One vice chairman felt bad about sending an worker overseas to live away from family for a few months, but found that the opportunity for exploration and autonomy made it the worker’s favorite project. They were concerned that the worker might perceive them as a harsh boss, but he was grateful to be trusted and challenged.
Why external self-awareness is so necessary
Leadership is relational. Whether you are negotiating with an outside vendor or having a one-on-one conversation with an worker, great leaders respond to other people’s guidance. An outwardly self-aware leader may allow his direct, informal communication style to come through when talking to someone just one or two levels lower in the hierarchy, but may adopt a different tone with an entry-level worker. In any case, knowing how the other person will react to you allows you to select the right tool at the right time.
External self-awareness also provides us with helpful information. My Disney vacation taught me that my kids don’t see me more positively when I take them to fancier places. They want to spend time together in a nice atmosphere. This discovery has made us make sure there is at all times a pool nearby when we go on vacation and worry less about expensive activities think they’ll like.
Similarly, when the vice chairman learned that his worker loved difficult and dangerous tasks that had the leader’s trust and confidence, he began to delegate more of these kind of tasks. Previously, he had held back due to the incorrect assumption that his decision would blame his direct report.
How to build external self-awareness
The best way to build external self-awareness as an entrepreneur is to talk to your team members and check your assumptions about what they think about you and your leadership.
I like to start with the positives. Ask an worker to reflect on the highlight of their time with the organization – the day they walked out and say, “I love this place” – and let you know a story about their experience. Before they respond, anticipate what you think they’ll say. Then explore the challenges and blind spots they face, which might also reveal their perspective on the decisions you make.
This exercise has three necessary components.
The first is prediction. My tests A 360-degree assessment shows that by judging yourself and then asking others to judge you, you are creating a narrative about why they are incorrect. Anticipating other people’s responses in advance undermines defensiveness and increases curiosity: How does their perspective of me compare to mine?
The second is storytelling. When you ask people what tasks they enjoy, they will jump to rehearsed answers. Asking them to tell a story allows you to work together to unravel what motivated or frustrated them in the situation. These insights, in turn, can aid you understand the selections you make as a leader and how they impact the worker experience. You can then align your actions with what motivates them.
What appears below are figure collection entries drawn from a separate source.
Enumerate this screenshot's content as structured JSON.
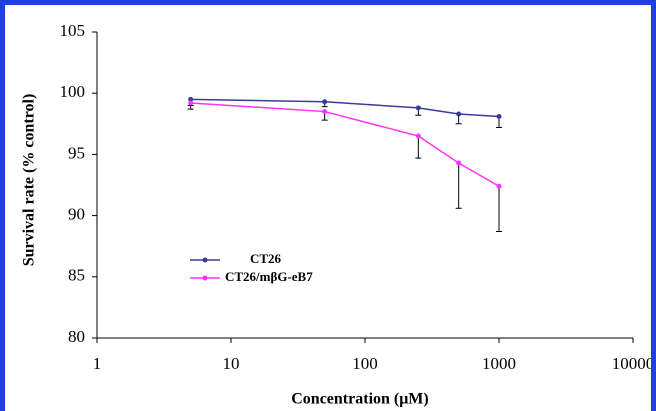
{
  "chart_data": {
    "type": "line",
    "x_label": "Concentration (μM)",
    "y_label": "Survival rate (% control)",
    "x": [
      5,
      50,
      250,
      500,
      1000
    ],
    "series": [
      {
        "name": "CT26",
        "color": "#3b3b9c",
        "values": [
          99.5,
          99.3,
          98.8,
          98.3,
          98.1
        ],
        "errors": [
          0.5,
          0.4,
          0.6,
          0.8,
          0.9
        ]
      },
      {
        "name": "CT26/mβG-eB7",
        "color": "#ff33ff",
        "values": [
          99.2,
          98.5,
          96.5,
          94.3,
          92.4
        ],
        "errors": [
          0.5,
          0.7,
          1.8,
          3.7,
          3.7
        ]
      }
    ],
    "xlim": [
      1,
      10000
    ],
    "xticks": [
      1,
      10,
      100,
      1000,
      10000
    ],
    "x_log_scale": true,
    "ylim": [
      80,
      105
    ],
    "yticks": [
      80,
      85,
      90,
      95,
      100,
      105
    ],
    "grid": false,
    "legend": "center-left"
  }
}
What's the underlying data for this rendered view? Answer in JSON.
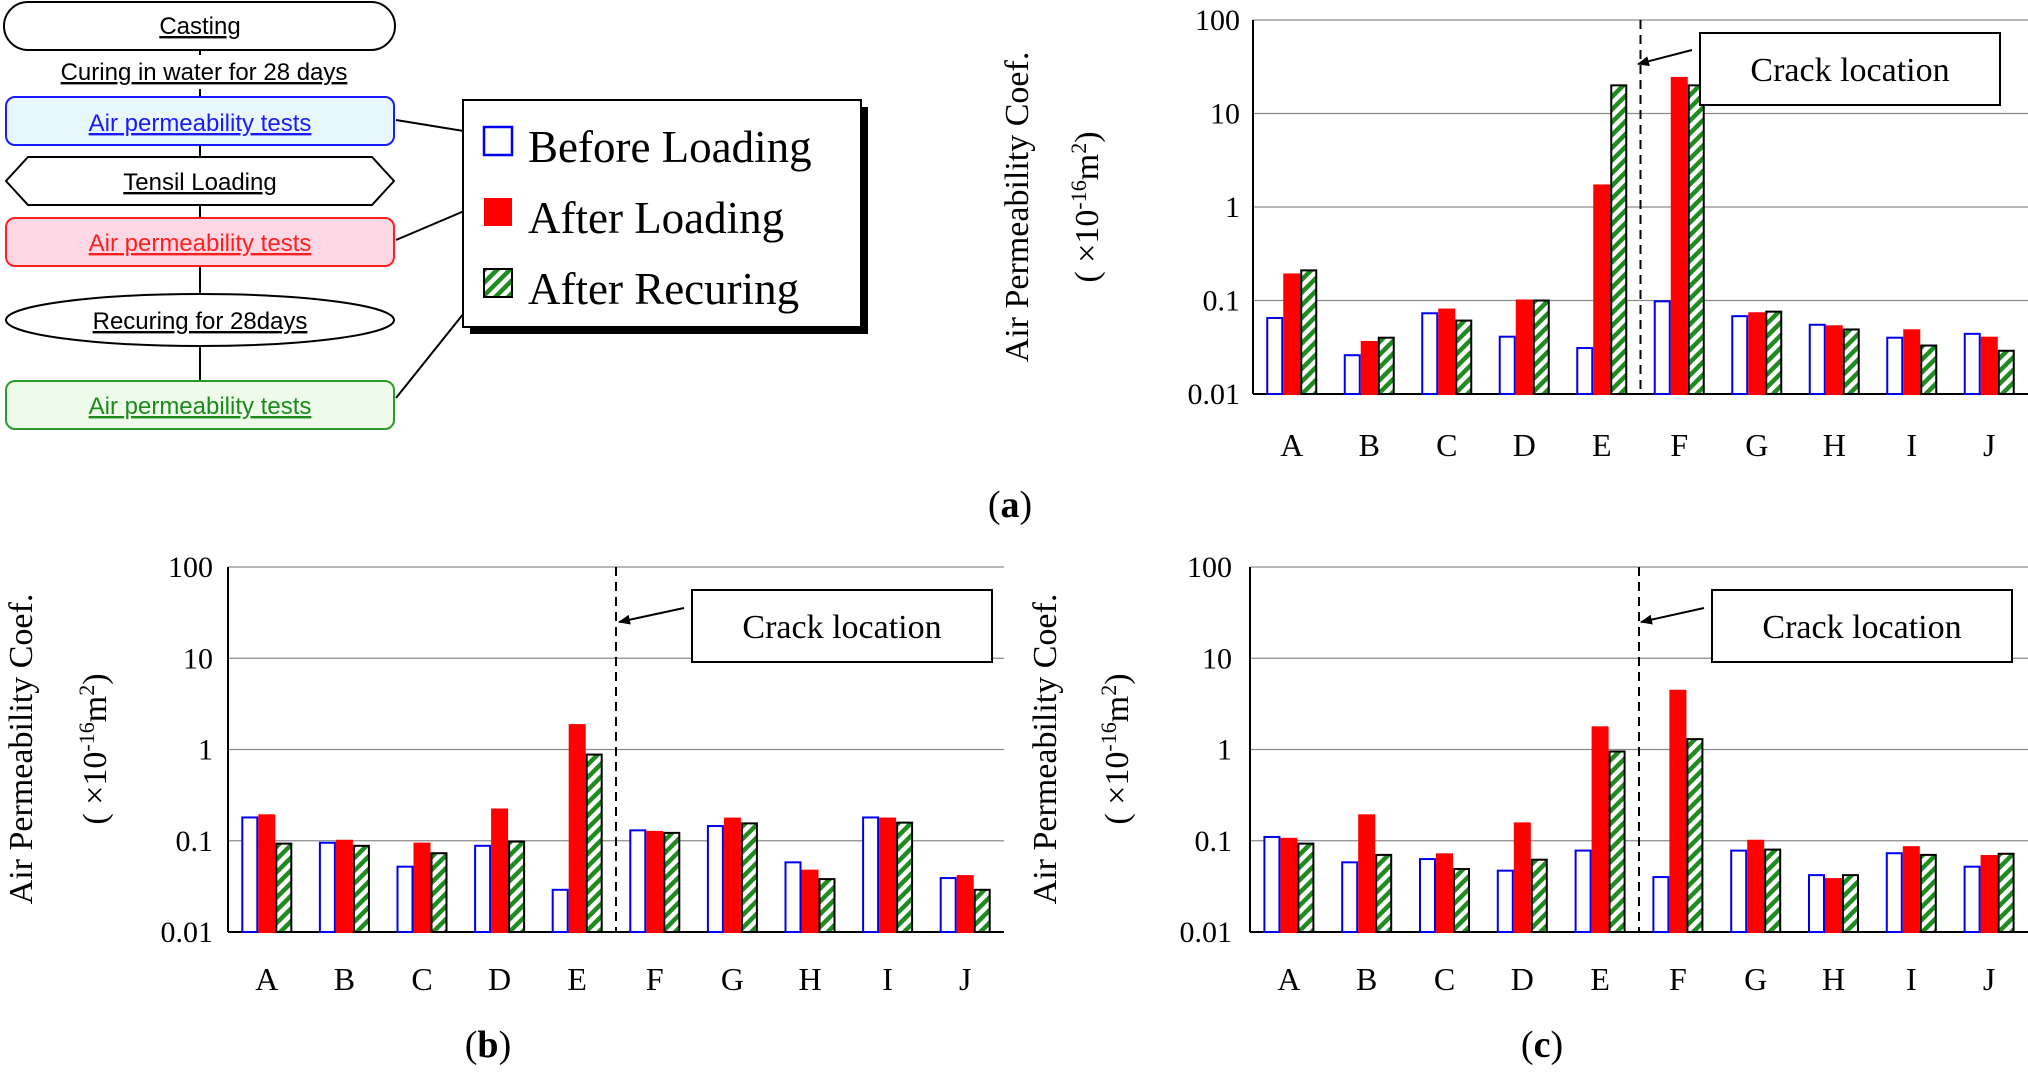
{
  "flowchart": {
    "steps": [
      {
        "label": "Casting",
        "color": "#000000",
        "shape": "rounded",
        "fill": "#ffffff"
      },
      {
        "label": "Curing in water for 28 days",
        "color": "#000000",
        "shape": "text",
        "fill": "#ffffff"
      },
      {
        "label": "Air permeability tests",
        "color": "#1a1aff",
        "shape": "rounded",
        "fill": "#e8f8fc",
        "border": "#1a1aff"
      },
      {
        "label": "Tensil Loading",
        "color": "#000000",
        "shape": "hexagon",
        "fill": "#ffffff"
      },
      {
        "label": "Air permeability tests",
        "color": "#ff2020",
        "shape": "rounded",
        "fill": "#fdd8e4",
        "border": "#ff2020"
      },
      {
        "label": "Recuring for 28days",
        "color": "#000000",
        "shape": "ellipse",
        "fill": "#ffffff"
      },
      {
        "label": "Air permeability tests",
        "color": "#1a8a1a",
        "shape": "rounded",
        "fill": "#eefbea",
        "border": "#2a9a2a"
      }
    ]
  },
  "legend": {
    "items": [
      "Before Loading",
      "After Loading",
      "After Recuring"
    ]
  },
  "colors": {
    "before": "#0000ee",
    "after": "#ff0000",
    "recure_fill": "#ffffff",
    "recure_stripe": "#1e8c1e"
  },
  "axis_label": {
    "line1": "Air Permeability Coef.",
    "line2_prefix": "( ×10",
    "line2_exp": "-16",
    "line2_unit": "m",
    "line2_unit_exp": "2",
    "line2_suffix": ")"
  },
  "chart_data": [
    {
      "type": "bar",
      "scale": "log",
      "panel": "(a)",
      "panel_letter": "a",
      "categories": [
        "A",
        "B",
        "C",
        "D",
        "E",
        "F",
        "G",
        "H",
        "I",
        "J"
      ],
      "ylim": [
        0.01,
        100
      ],
      "yticks": [
        "100",
        "10",
        "1",
        "0.1",
        "0.01"
      ],
      "series": [
        {
          "name": "Before Loading",
          "values": [
            0.065,
            0.026,
            0.073,
            0.041,
            0.031,
            0.098,
            0.068,
            0.055,
            0.04,
            0.044
          ]
        },
        {
          "name": "After Loading",
          "values": [
            0.19,
            0.036,
            0.08,
            0.1,
            1.7,
            24.0,
            0.073,
            0.053,
            0.048,
            0.04
          ]
        },
        {
          "name": "After Recuring",
          "values": [
            0.21,
            0.04,
            0.061,
            0.1,
            20.0,
            20.0,
            0.076,
            0.049,
            0.033,
            0.029
          ]
        }
      ],
      "crack_between": [
        "E",
        "F"
      ],
      "annotation": "Crack location"
    },
    {
      "type": "bar",
      "scale": "log",
      "panel": "(b)",
      "panel_letter": "b",
      "categories": [
        "A",
        "B",
        "C",
        "D",
        "E",
        "F",
        "G",
        "H",
        "I",
        "J"
      ],
      "ylim": [
        0.01,
        100
      ],
      "yticks": [
        "100",
        "10",
        "1",
        "0.1",
        "0.01"
      ],
      "series": [
        {
          "name": "Before Loading",
          "values": [
            0.18,
            0.095,
            0.052,
            0.088,
            0.029,
            0.13,
            0.145,
            0.058,
            0.18,
            0.039
          ]
        },
        {
          "name": "After Loading",
          "values": [
            0.19,
            0.1,
            0.093,
            0.22,
            1.85,
            0.125,
            0.175,
            0.047,
            0.175,
            0.041
          ]
        },
        {
          "name": "After Recuring",
          "values": [
            0.093,
            0.088,
            0.073,
            0.098,
            0.88,
            0.122,
            0.155,
            0.038,
            0.158,
            0.029
          ]
        }
      ],
      "crack_between": [
        "E",
        "F"
      ],
      "annotation": "Crack location"
    },
    {
      "type": "bar",
      "scale": "log",
      "panel": "(c)",
      "panel_letter": "c",
      "categories": [
        "A",
        "B",
        "C",
        "D",
        "E",
        "F",
        "G",
        "H",
        "I",
        "J"
      ],
      "ylim": [
        0.01,
        100
      ],
      "yticks": [
        "100",
        "10",
        "1",
        "0.1",
        "0.01"
      ],
      "series": [
        {
          "name": "Before Loading",
          "values": [
            0.11,
            0.058,
            0.063,
            0.047,
            0.078,
            0.04,
            0.078,
            0.042,
            0.073,
            0.052
          ]
        },
        {
          "name": "After Loading",
          "values": [
            0.105,
            0.19,
            0.071,
            0.155,
            1.75,
            4.4,
            0.1,
            0.038,
            0.085,
            0.068
          ]
        },
        {
          "name": "After Recuring",
          "values": [
            0.093,
            0.07,
            0.049,
            0.062,
            0.95,
            1.3,
            0.08,
            0.042,
            0.07,
            0.072
          ]
        }
      ],
      "crack_between": [
        "E",
        "F"
      ],
      "annotation": "Crack location"
    }
  ]
}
The third is continuity. This practice ought to be continued without excess. It’s not about knowing exactly what your employees are pondering at every moment, but about looking at things from outside your personal perspective. Always leave room for humility and the belief that you possibly can learn more.
Conclusion
Great leaders know their strengths and weaknesses and keep an eye on how their peers, investors and customers perceive them. Building external self-awareness goes hand in hand with building the relationships needed to succeed in business. Your employees will appreciate that you took the time to ask questions. Your profits may even profit because the information collected will aid you unlock your potential, the potential of your employees and the potential of your organization.